Yeah I know it'd die  And I was planning to add a canister filter anyway.

Basicly it'd just become rocks in odd shapes with lots of hiding places.


----------



## Number6 (Mar 13, 2003)

if you sold the live rock, turned around and bought cheap base rock, you'd have the same rock and cash in hand... if you want, you can leave the live rock and as soon as you fill the tank with fresh water, everything dies, coraline algae all flakes off and you end up with base rock and gallons of super stinky water... change that a few times and you have a tank full of base rock.

Hope that helps.


----------



## Chris2500DK (Feb 15, 2006)

If I could get cheap base rock that'd be a nice option, but here in Denmark base rock costs more than I could get by selling the live rock.


----------



## F-1 (Jan 17, 2008)

Chris2500DK,

I've converted 3 reef tanks to freshwater for africans and one was just last weekend. Converted tanks do look really cool for mbunas but the bleached rock and white coral sand may wash out some to colors of haps.

I suggest you keep the reef live rock because it's expensive and it can be reused in the future if you ever decided to go back to a reef set up. If you keep your live rock boiling it is ideal or you can cycle your tank with hot water at 105-115 degrees to kill the organism as well.

Good luck,

F-1


----------



## Number6 (Mar 13, 2003)

Chris2500DK said:


> If I could get cheap base rock that'd be a nice option, but here in Denmark base rock costs more than I could get by selling the live rock.

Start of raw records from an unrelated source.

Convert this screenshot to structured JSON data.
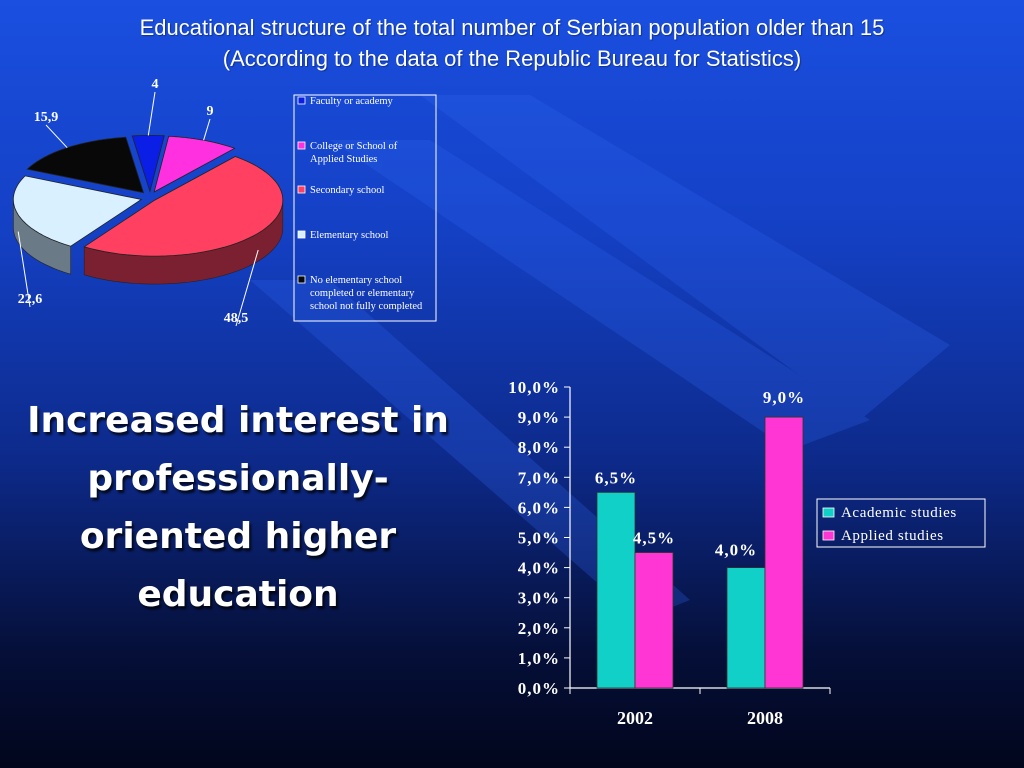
{
  "slide": {
    "title_line1": "Educational structure of the total number of Serbian population older than 15",
    "title_line2": "(According to the data of the Republic Bureau for Statistics)",
    "headline": "Increased interest in professionally-oriented higher education"
  },
  "chart_data": [
    {
      "type": "pie",
      "style": "3d-exploded",
      "labels": [
        "Faculty or academy",
        "College or School of Applied Studies",
        "Secondary school",
        "Elementary school",
        "No elementary school completed or elementary school not fully completed"
      ],
      "values": [
        4,
        9,
        48.5,
        22.6,
        15.9
      ],
      "value_labels": [
        "4",
        "9",
        "48,5",
        "22,6",
        "15,9"
      ],
      "colors": [
        "#0a1ee6",
        "#ff30e0",
        "#ff4060",
        "#d8f0ff",
        "#080808"
      ],
      "side_colors": [
        "#050f80",
        "#8c1878",
        "#7a2030",
        "#6a7a86",
        "#000000"
      ],
      "legend_position": "right"
    },
    {
      "type": "bar",
      "categories": [
        "2002",
        "2008"
      ],
      "series": [
        {
          "name": "Academic studies",
          "values": [
            6.5,
            4.0
          ],
          "labels": [
            "6,5%",
            "4,0%"
          ],
          "color": "#10d0c8"
        },
        {
          "name": "Applied studies",
          "values": [
            4.5,
            9.0
          ],
          "labels": [
            "4,5%",
            "9,0%"
          ],
          "color": "#ff36d4"
        }
      ],
      "ylim": [
        0,
        10
      ],
      "yticks": [
        "0,0%",
        "1,0%",
        "2,0%",
        "3,0%",
        "4,0%",
        "5,0%",
        "6,0%",
        "7,0%",
        "8,0%",
        "9,0%",
        "10,0%"
      ],
      "legend_position": "right",
      "grid": false
    }
  ]
}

Wow... that sounds messed up... in that case, just add fresh water and let things break down. You could boil the rock as suggested, but honestly I can't be bothered with that sort of mess and trouble when a small bit of patience does the trick...


----------



## Chris2500DK (Feb 15, 2006)

Thanks for the advice guys. Do any of you have or know of pictures of mbuna tanks using (formerly) live rock?


----------



## myselfdotcom (Sep 19, 2006)

i would sell the live rock or give it to someone that wants it and buy them dead one from someone else...don't waste good live rock ..save the earth ...enough live rock collection in fiji or whatever..that my 3 cents


----------



## Chris2500DK (Feb 15, 2006)

Like I wrote before, if I had a way of getting dead rock I would take it. I'm not going to spend extra money on trading my live rock for dead though.

Besides, the rock won't be destroyed, it can easily be turned back into live rock by mixing in a few fresh pieces of live rock and leaving it all in a bin for a couple of months.


----------



## F-1 (Jan 17, 2008)

Chris2500Dk,

Below you'll find a link to some old pics of my tanks. My 60 gallon had coral sand and bleached live rock from my reef tank. It now has brown play sand and river rock. I'll take some more pics over the course of the next week and update my photo bucket. And although bleached live rock and coral sand aren't natural for africans, it works really well for mbunas in my opinion.

http://s253.photobucket.com/albums/hh66/Malawians/

Let me know what you think,

F-1


----------



## Chris2500DK (Feb 15, 2006)

Thanks for the pics  It was stuff like that I was looking for. It's hard to imagine how it'll look before you see it with some fish.


----------



## Chris2500DK (Feb 15, 2006)

Ah, found an alternative I'm very happy with 
http://www.cichlid-forum.com/phpBB/view ... 12#1171312


----------